Perhaps most convincing, University of Chicago economist Simcha Barkai carefully tabulated the proportion of industry income offered to labor, capital, and “profits.” (Normally, capital and profits are included together in one broad, residual “returns to shareholders” category.) He found out that the proportion of greenbacks earned by workers may be falling, as others have pointed out, but also the share earned by capital has, too. Indeed, both have been declining even though the share of greenbacks gonna “markups,” or rents, may be increasing.
To be clear, a good economic rents alone doesn’t establish that there’s been more unproductive entrepreneurship. To the to be real, there needs to be be proof more rent-seeking – that is certainly, concerted efforts to stifle competition by influencing the reward structure or rules from the game in a market.
James Bessen of Boston University provides suggestive evidence that rent-seeking behavior may be increasing. In the 2016 paper Bessen shows that, since 2000, “political factors” are the cause of an important area of the increase in corporate profits. Such a thing happens through expanded regulation that favors incumbent firms. Similarly, economists Jeffrey Brown and Jiekun Huang from the University of Illinois are finding that businesses that have executives with close ties to key policy makers have abnormally high stock returns.

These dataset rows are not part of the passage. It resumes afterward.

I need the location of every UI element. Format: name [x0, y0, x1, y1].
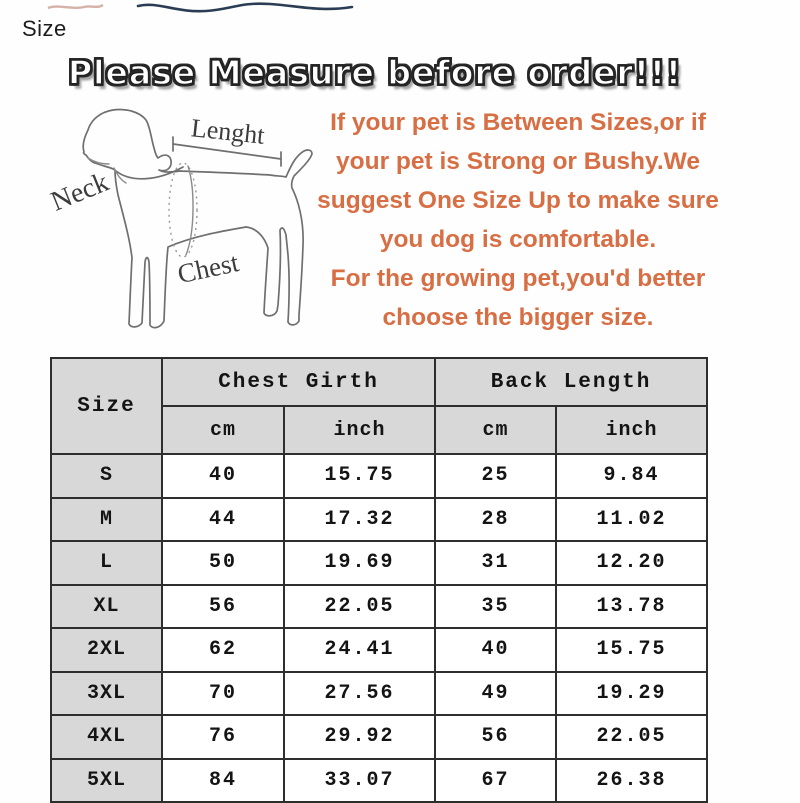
- size-cell: 3XL: [51, 672, 162, 716]
- back-inch-cell: 22.05: [556, 715, 707, 759]
- back-cm-cell: 35: [435, 585, 556, 629]
- chest-cm-cell: 50: [162, 541, 284, 585]
- back-inch-cell: 9.84: [556, 454, 707, 498]
- sizing-advice: [312, 103, 724, 337]
- chest-girth-solid-arc: [186, 166, 193, 255]
- chest-inch-cell: 24.41: [284, 628, 435, 672]
- size-chart-table: [50, 357, 708, 803]
- chest-cm-cell: 40: [162, 454, 284, 498]
- unit-header-inch: inch: [556, 406, 707, 454]
- back-inch-cell: 11.02: [556, 498, 707, 542]
- measure-warning-title: Please Measure before order!!!: [68, 53, 682, 92]
- unit-header-cm: cm: [162, 406, 284, 454]
- back-inch-cell: 12.20: [556, 541, 707, 585]
- advice-line: suggest One Size Up to make sure: [317, 187, 719, 214]
- size-cell: 4XL: [51, 715, 162, 759]
- back-inch-cell: 13.78: [556, 585, 707, 629]
- advice-line: If your pet is Between Sizes,or if: [330, 109, 706, 136]
- table-header-row: [51, 358, 707, 406]
- chest-inch-cell: 19.69: [284, 541, 435, 585]
- column-header-size: Size: [51, 358, 162, 454]
- unit-header-cm: cm: [435, 406, 556, 454]
- size-section-label: Size: [22, 16, 67, 41]
- table-row: [51, 715, 707, 759]
- chest-inch-cell: 29.92: [284, 715, 435, 759]
- back-cm-cell: 56: [435, 715, 556, 759]
- table-row: [51, 628, 707, 672]
- chest-inch-cell: 27.56: [284, 672, 435, 716]
- chest-cm-cell: 70: [162, 672, 284, 716]
- wave-line-icon: [138, 4, 352, 12]
- chest-label: Chest: [174, 247, 242, 290]
- length-label: Lenght: [189, 113, 267, 150]
- size-cell: 2XL: [51, 628, 162, 672]
- table-row: [51, 759, 707, 803]
- column-header-back-length: Back Length: [435, 358, 707, 406]
- table-row: [51, 585, 707, 629]
- chest-cm-cell: 44: [162, 498, 284, 542]
- back-inch-cell: 19.29: [556, 672, 707, 716]
- table-row: [51, 454, 707, 498]
- red-scribble-icon: [48, 5, 103, 8]
- back-cm-cell: 25: [435, 454, 556, 498]
- collar-line: [116, 167, 183, 179]
- unit-header-inch: inch: [284, 406, 435, 454]
- back-cm-cell: 31: [435, 541, 556, 585]
- chest-inch-cell: 15.75: [284, 454, 435, 498]
- back-cm-cell: 40: [435, 628, 556, 672]
- chest-cm-cell: 62: [162, 628, 284, 672]
- table-row: [51, 541, 707, 585]
- chest-inch-cell: 22.05: [284, 585, 435, 629]
- chest-cm-cell: 76: [162, 715, 284, 759]
- back-inch-cell: 26.38: [556, 759, 707, 803]
- advice-line: For the growing pet,you'd better: [330, 265, 706, 292]
- chest-cm-cell: 84: [162, 759, 284, 803]
- advice-line: you dog is comfortable.: [379, 226, 657, 253]
- back-cm-cell: 28: [435, 498, 556, 542]
- table-row: [51, 672, 707, 716]
- back-inch-cell: 15.75: [556, 628, 707, 672]
- advice-line: choose the bigger size.: [382, 304, 654, 331]
- advice-line: your pet is Strong or Bushy.We: [336, 148, 700, 175]
- size-cell: M: [51, 498, 162, 542]
- chest-inch-cell: 33.07: [284, 759, 435, 803]
- decorative-squiggle: [28, 0, 368, 18]
- size-cell: L: [51, 541, 162, 585]
- size-cell: S: [51, 454, 162, 498]
- back-cm-cell: 49: [435, 672, 556, 716]
- neck-label: Neck: [46, 166, 114, 218]
- column-header-chest-girth: Chest Girth: [162, 358, 435, 406]
- chest-inch-cell: 17.32: [284, 498, 435, 542]
- chest-cm-cell: 56: [162, 585, 284, 629]
- back-cm-cell: 67: [435, 759, 556, 803]
- dog-measurement-diagram: [38, 100, 340, 350]
- table-row: [51, 498, 707, 542]
- size-cell: XL: [51, 585, 162, 629]
- size-cell: 5XL: [51, 759, 162, 803]
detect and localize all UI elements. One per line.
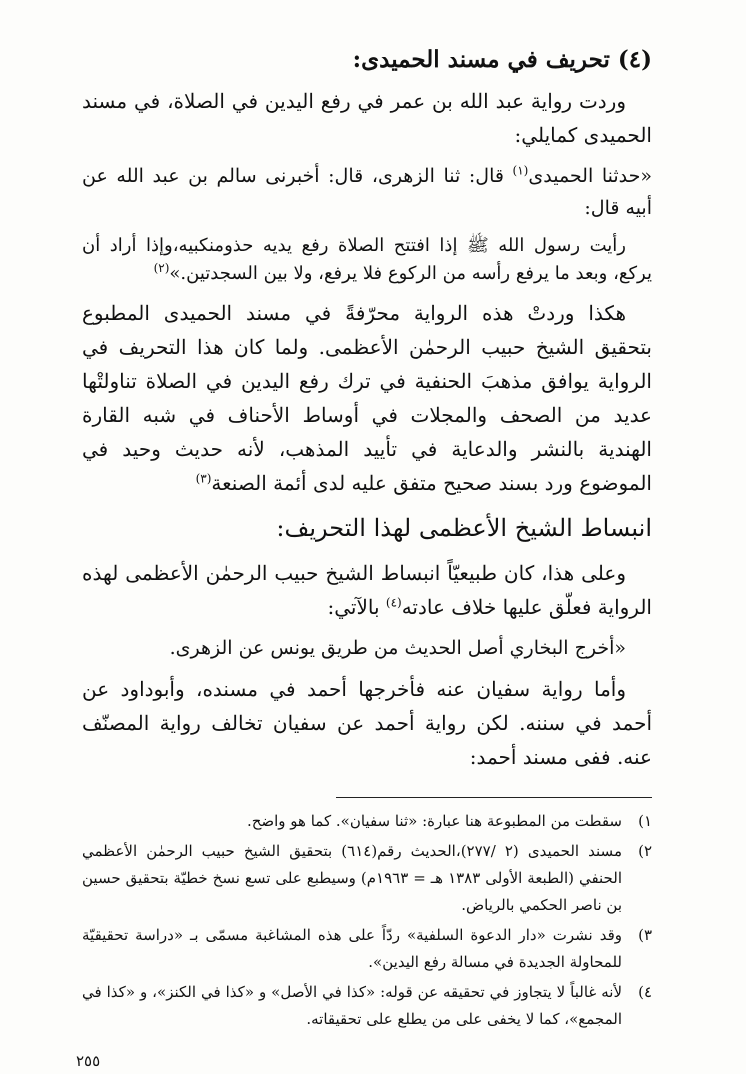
paragraph-annotation — [82, 556, 652, 624]
footnote-text: لأنه غالباً لا يتجاوز في تحقيقه عن قوله: «كذا في الأصل» و «كذا في الكنز»، و «كذا في المجمع»، كما لا يخفى على من يطلع على تحقيقاته. — [82, 983, 622, 1028]
footnote-ref-4: (٤) — [385, 595, 402, 610]
paragraph-annotation-body: وعلى هذا، كان طبيعيّاً انبساط الشيخ حبيب الرحمٰن الأعظمى لهذه الرواية فعلّق عليها خلاف عادته — [82, 561, 652, 619]
paragraph-ahmad: وأما رواية سفيان عنه فأخرجها أحمد في مسنده، وأبوداود عن أحمد في سننه. لكن رواية أحمد عن سفيان تخالف رواية المصنّف عنه. ففى مسند أحمد: — [82, 677, 652, 769]
page-number: ٢٥٥ — [76, 1052, 101, 1070]
footnote-ref-3: (٣) — [195, 471, 212, 486]
quote-bukhari: «أخرج البخاري أصل الحديث من طريق يونس عن الزهرى. — [169, 637, 626, 659]
footnote-3 — [82, 922, 652, 976]
footnote-divider — [336, 797, 652, 798]
footnote-ref-1: (١) — [512, 163, 529, 178]
hadith-text — [82, 232, 652, 288]
body-text — [82, 40, 652, 782]
footnote-text: مسند الحميدى (٢ /٢٧٧)،الحديث رقم(٦١٤) بتحقيق الشيخ حبيب الرحمٰن الأعظمي الحنفي (الطبعة الأولى ١٣٨٣ هـ = ١٩٦٣م) وسيطبع على تسع نسخ خطيّة بتحقيق حسين بن ناصر الحكمي بالرياض. — [82, 842, 622, 914]
footnote-ref-2: (٢) — [153, 261, 170, 275]
paragraph-discussion-body: هكذا وردتْ هذه الرواية محرّفةً في مسند الحميدى المطبوع بتحقيق الشيخ حبيب الرحمٰن الأعظمى. ولما كان هذا التحريف في الرواية يوافق مذهبَ الحنفية في ترك رفع اليدين في الصلاة تناولتْها عديد من الصحف والمجلات في أوساط الأحناف في شبه القارة الهندية بالنشر والدعاية في تأييد المذهب، لأنه حديث وحيد في الموضوع ورد بسند صحيح متفق عليه لدى أئمة الصنعة — [82, 301, 652, 495]
paragraph-annotation-rest: بالآتي: — [327, 595, 386, 619]
footnote-number: ٣) — [638, 926, 652, 944]
footnote-2 — [82, 838, 652, 919]
footnote-number: ١) — [638, 812, 652, 830]
footnote-text: وقد نشرت «دار الدعوة السلفية» ردّاً على هذه المشاغبة مسمّى بـ «دراسة تحقيقيّة للمحاولة الجديدة في مسالة رفع اليدين». — [82, 926, 622, 971]
quote-hadith-chain-rest: قال: ثنا الزهرى، قال: أخبرنى سالم بن عبد الله عن أبيه قال: — [82, 165, 652, 219]
hadith-text-body: رأيت رسول الله ﷺ إذا افتتح الصلاة رفع يديه حذومنكبيه،وإذا أراد أن يركع، وبعد ما يرفع رأسه من الركوع فلا يرفع، ولا بين السجدتين.» — [82, 235, 652, 284]
footnote-4 — [82, 979, 652, 1033]
subheading: انبساط الشيخ الأعظمى لهذا التحريف: — [276, 514, 652, 542]
quote-hadith-chain — [82, 160, 652, 224]
footnote-number: ٢) — [638, 842, 652, 860]
paragraph-intro: وردت رواية عبد الله بن عمر في رفع اليدين في الصلاة، في مسند الحميدى كمايلي: — [82, 89, 652, 147]
footnote-text: سقطت من المطبوعة هنا عبارة: «ثنا سفيان». كما هو واضح. — [246, 812, 622, 830]
footnotes — [82, 808, 652, 1036]
quote-hadith-chain-start: «حدثنا الحميدى — [528, 165, 652, 187]
section-heading: (٤) تحريف في مسند الحميدى: — [352, 46, 652, 73]
footnote-1 — [82, 808, 652, 835]
footnote-number: ٤) — [638, 983, 652, 1001]
paragraph-discussion — [82, 296, 652, 500]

To put it briefly, Baumol could have been before his period in warning that economies can suffer not simply from your cost disease but also from the entrepreneurial counterpart – changing your the principles that shifts the distribution of entrepreneurial effort from activity that can help the economy toward activity that hurts it. Unfortunately, there’s strong suggestive evidence that Baumol’s warnings began to pass. If your U.S. is going to tackle its many problems, we’re going to must find methods to encourage would-be entrepreneurs to get started on innovative, productive businesses, as opposed to dedicating their efforts to co-opting government to be able to secure economic advantage.